I've never seen packs of wild dogs roaming the streets in my neighborhood and many of my neighbors (almost all of whom are Mexican) have dogs of all sizes, most of them on the small side, that they take for walks and treat like members of the family.


----------



## TundraGreen

Is Mexico City that different from the rest of Mexico? Urban dogs in Guadalajara seem to fall into three categories: Fussy little dogs that are treated like infants, roof dogs that spend their whole life on a roof, and a few front stoop dogs that sit in or in front of houses. All of them seem to be well-fed. In small towns and rural areas is where I see a lot of malnourished dogs in poor health that are wary of people, probably from being kicked around too often.


----------



## maesonna

That sounds more or less like the dogs here in Mexico City. I’d also add a category of dogs that are cared for, though not pampered, and may be of any size. You seldom see them because they live inside the yard, and aren’t let out onto the street on their own.

Front stoop dogs: In my street, some of the neighbors leave their dogs on the street instead of in their yard. Some of them stay on our short block, and some of them make excursions around the neighbourhood wherever they want.
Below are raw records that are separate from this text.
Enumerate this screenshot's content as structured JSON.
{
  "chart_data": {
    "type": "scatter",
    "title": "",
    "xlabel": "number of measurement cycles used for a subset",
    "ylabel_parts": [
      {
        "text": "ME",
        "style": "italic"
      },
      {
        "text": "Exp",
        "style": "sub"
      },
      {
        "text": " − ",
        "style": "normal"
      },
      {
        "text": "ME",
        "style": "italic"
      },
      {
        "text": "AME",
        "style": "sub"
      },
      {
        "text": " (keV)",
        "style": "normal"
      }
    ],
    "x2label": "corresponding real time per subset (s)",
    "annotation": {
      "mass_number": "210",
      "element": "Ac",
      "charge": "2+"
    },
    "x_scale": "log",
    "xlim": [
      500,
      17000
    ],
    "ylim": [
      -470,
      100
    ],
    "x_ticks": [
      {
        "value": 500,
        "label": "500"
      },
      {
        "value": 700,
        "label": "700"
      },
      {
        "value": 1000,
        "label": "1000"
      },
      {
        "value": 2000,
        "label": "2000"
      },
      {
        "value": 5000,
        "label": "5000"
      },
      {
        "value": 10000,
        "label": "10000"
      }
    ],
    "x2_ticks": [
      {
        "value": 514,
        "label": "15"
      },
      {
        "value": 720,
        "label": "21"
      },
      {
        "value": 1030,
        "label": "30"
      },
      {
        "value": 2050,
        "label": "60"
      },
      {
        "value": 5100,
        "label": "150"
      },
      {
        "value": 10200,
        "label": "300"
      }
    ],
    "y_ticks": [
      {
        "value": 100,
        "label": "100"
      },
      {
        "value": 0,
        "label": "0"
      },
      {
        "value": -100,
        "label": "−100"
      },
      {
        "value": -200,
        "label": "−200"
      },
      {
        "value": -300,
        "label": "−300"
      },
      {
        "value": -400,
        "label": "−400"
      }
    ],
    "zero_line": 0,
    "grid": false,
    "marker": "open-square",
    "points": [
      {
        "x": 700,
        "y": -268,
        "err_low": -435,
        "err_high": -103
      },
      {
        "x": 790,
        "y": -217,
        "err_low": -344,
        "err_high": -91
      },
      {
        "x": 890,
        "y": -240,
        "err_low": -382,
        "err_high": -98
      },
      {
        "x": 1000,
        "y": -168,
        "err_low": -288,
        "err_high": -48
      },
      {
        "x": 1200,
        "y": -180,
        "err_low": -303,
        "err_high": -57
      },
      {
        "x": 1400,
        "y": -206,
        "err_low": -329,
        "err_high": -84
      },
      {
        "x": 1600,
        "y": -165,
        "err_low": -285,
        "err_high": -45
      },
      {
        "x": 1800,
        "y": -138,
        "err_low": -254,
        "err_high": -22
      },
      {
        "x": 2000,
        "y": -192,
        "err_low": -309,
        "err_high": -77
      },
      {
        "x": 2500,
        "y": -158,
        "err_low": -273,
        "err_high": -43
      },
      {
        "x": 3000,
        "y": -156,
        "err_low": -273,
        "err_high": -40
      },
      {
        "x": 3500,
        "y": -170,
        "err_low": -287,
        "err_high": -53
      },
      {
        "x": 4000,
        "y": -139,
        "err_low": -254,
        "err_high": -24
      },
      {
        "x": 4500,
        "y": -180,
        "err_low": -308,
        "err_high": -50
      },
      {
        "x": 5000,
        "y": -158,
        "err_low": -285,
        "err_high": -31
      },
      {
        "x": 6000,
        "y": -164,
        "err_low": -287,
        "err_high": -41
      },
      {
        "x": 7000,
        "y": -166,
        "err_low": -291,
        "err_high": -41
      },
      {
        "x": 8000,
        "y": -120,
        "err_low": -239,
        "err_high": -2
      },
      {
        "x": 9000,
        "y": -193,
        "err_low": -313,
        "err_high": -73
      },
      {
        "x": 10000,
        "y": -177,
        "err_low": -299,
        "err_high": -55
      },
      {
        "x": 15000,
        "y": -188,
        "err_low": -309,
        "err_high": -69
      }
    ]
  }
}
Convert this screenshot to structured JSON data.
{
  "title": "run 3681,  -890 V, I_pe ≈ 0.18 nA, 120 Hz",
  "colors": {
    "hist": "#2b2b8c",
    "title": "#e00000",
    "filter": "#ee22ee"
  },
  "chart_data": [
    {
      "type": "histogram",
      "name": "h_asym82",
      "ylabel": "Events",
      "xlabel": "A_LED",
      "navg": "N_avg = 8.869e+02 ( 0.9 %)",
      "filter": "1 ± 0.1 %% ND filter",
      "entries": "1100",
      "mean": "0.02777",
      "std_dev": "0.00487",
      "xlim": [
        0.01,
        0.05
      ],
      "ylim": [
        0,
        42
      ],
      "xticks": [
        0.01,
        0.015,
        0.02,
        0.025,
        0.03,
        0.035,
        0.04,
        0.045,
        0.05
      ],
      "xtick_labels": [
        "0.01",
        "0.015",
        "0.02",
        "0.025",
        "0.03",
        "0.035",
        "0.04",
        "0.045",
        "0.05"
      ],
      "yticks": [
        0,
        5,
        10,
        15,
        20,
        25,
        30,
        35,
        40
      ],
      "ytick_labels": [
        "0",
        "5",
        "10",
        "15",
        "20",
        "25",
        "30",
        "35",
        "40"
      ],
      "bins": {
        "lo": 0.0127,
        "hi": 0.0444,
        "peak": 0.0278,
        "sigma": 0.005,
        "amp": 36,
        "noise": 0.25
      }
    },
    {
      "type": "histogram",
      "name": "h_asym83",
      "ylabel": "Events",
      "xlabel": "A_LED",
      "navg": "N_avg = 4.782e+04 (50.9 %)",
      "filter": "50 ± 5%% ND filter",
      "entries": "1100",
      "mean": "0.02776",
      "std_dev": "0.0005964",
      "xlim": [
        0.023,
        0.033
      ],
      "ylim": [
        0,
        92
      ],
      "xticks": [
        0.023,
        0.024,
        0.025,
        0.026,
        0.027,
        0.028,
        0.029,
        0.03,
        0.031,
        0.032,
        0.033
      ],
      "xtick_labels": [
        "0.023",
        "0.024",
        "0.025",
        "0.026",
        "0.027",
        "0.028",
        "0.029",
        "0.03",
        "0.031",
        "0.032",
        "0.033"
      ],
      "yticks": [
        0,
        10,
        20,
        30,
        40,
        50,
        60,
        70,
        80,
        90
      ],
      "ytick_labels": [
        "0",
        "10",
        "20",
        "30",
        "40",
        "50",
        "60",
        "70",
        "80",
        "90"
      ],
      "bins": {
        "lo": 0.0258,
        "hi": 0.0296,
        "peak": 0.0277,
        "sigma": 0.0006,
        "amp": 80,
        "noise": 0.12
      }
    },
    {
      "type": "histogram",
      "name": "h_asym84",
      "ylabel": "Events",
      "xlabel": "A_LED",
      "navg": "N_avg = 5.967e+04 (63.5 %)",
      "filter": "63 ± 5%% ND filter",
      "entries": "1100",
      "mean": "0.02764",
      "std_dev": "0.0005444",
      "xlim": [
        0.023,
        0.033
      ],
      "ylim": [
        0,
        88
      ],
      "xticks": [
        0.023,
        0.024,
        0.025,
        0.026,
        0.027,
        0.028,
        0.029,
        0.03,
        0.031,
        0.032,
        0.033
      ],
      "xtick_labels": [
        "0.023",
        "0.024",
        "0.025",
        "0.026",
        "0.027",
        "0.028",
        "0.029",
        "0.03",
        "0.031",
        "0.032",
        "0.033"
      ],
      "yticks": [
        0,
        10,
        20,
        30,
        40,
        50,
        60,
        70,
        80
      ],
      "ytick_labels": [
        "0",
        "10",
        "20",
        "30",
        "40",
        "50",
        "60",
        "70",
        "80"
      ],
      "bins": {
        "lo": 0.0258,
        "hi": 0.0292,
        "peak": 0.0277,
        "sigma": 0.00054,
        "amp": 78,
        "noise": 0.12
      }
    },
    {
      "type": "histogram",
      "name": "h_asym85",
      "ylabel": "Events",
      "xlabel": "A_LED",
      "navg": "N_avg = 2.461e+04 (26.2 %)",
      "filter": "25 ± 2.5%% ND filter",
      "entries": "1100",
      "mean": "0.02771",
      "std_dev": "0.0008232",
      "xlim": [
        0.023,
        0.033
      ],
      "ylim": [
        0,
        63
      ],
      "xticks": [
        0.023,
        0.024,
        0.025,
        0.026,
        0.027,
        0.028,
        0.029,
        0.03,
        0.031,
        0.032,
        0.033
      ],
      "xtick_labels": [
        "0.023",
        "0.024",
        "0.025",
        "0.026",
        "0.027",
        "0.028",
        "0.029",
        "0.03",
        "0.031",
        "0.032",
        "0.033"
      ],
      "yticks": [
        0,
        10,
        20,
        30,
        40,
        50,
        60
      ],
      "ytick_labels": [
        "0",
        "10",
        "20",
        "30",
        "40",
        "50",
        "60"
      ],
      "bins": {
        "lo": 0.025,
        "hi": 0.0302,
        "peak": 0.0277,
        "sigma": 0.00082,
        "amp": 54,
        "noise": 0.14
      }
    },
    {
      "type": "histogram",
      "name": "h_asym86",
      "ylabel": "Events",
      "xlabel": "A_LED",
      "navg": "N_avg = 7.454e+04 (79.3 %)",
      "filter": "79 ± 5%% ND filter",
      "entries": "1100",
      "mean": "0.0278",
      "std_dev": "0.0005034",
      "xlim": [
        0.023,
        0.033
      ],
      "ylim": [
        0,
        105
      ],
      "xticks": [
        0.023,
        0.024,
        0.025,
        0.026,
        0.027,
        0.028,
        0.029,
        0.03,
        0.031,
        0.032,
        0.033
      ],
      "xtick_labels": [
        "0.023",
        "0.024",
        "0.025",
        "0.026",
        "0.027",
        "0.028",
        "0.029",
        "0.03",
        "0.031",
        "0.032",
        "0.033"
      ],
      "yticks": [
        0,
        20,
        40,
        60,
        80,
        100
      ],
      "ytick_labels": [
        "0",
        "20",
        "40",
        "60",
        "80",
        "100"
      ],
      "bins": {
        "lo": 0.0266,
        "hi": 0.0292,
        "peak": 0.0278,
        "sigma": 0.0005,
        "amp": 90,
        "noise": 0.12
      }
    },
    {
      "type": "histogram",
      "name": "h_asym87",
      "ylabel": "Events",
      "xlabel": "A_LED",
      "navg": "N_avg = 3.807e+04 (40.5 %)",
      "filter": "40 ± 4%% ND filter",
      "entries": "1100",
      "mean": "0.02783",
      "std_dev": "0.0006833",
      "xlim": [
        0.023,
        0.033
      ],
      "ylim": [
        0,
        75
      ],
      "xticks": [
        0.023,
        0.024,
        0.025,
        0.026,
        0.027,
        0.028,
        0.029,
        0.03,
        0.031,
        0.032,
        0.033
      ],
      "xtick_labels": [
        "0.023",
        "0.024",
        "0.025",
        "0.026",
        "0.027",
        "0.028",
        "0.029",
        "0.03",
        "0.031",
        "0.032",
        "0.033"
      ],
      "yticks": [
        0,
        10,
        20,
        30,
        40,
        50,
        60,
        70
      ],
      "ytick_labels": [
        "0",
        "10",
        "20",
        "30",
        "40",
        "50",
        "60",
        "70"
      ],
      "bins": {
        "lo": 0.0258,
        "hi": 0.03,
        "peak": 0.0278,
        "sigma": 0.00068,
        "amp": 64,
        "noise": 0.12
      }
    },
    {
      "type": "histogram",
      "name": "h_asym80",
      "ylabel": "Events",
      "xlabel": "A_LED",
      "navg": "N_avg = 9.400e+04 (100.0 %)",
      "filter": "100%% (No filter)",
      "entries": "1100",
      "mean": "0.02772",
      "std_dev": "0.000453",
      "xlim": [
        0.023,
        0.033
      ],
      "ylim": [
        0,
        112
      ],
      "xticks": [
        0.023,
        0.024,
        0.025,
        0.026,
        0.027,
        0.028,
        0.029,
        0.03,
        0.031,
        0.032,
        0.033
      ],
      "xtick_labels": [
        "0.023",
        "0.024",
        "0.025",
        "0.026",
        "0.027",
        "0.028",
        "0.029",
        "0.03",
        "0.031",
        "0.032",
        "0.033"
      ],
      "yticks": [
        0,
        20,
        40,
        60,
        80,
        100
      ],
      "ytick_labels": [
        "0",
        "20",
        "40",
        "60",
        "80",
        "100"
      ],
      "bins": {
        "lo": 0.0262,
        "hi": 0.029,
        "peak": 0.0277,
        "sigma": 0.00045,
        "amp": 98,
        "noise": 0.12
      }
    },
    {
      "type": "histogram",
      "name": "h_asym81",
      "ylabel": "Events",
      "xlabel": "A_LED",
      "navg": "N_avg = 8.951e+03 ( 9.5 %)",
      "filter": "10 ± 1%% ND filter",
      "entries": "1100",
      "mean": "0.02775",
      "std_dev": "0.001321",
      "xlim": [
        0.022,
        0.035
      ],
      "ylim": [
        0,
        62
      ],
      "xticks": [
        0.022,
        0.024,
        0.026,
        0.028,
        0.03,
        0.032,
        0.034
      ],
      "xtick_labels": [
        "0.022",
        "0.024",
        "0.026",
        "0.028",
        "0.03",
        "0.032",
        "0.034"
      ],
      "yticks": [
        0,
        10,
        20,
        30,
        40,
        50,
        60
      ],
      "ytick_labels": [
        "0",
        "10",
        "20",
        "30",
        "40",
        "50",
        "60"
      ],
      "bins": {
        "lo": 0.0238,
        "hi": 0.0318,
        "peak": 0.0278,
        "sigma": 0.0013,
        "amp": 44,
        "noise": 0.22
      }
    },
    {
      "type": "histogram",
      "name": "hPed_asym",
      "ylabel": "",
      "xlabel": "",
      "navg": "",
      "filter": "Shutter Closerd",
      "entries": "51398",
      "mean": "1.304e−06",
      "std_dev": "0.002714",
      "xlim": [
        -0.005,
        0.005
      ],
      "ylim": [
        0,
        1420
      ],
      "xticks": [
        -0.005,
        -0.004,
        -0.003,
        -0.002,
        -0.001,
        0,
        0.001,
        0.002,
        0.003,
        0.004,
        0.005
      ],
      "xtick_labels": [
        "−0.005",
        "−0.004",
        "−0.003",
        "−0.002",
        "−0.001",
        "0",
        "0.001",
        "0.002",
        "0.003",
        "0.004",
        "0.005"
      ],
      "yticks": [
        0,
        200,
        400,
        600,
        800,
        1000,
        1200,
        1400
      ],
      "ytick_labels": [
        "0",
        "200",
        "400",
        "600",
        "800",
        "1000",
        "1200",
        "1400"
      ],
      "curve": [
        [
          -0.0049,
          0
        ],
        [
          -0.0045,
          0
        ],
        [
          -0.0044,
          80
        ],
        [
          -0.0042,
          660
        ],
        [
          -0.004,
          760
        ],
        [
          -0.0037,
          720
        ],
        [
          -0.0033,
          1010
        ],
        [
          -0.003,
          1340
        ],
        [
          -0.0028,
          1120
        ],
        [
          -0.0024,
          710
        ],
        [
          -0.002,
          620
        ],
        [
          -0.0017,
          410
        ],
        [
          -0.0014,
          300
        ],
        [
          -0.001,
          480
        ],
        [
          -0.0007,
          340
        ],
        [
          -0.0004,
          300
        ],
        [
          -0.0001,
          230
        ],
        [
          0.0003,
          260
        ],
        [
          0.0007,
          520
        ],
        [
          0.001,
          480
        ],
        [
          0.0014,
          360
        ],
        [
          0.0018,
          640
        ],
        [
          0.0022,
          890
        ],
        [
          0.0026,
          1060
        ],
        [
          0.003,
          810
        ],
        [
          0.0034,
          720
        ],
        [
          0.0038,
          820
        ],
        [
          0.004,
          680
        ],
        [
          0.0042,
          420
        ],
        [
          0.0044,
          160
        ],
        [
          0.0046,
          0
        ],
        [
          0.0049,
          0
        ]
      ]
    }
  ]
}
They don’t hang out in packs, just singly or with one other dog buddy. If you were just passing through, you might think they were street dogs. But since I live here, I’ve learned to know them and which neighbour each one belongs to.

The time that I do see “packs” “roaming the streets” is when one of them is a female in an interesting condition, and the rest of the pack are her beaus following her around.


----------



## tommygn

I would have said that what you describe does not sound like the norm en Mexico City, except for Maesonna´s comment. So I will say that it does not sound like the norm anywhere I can recall of in Mexico City, maybe he has a different experience.


----------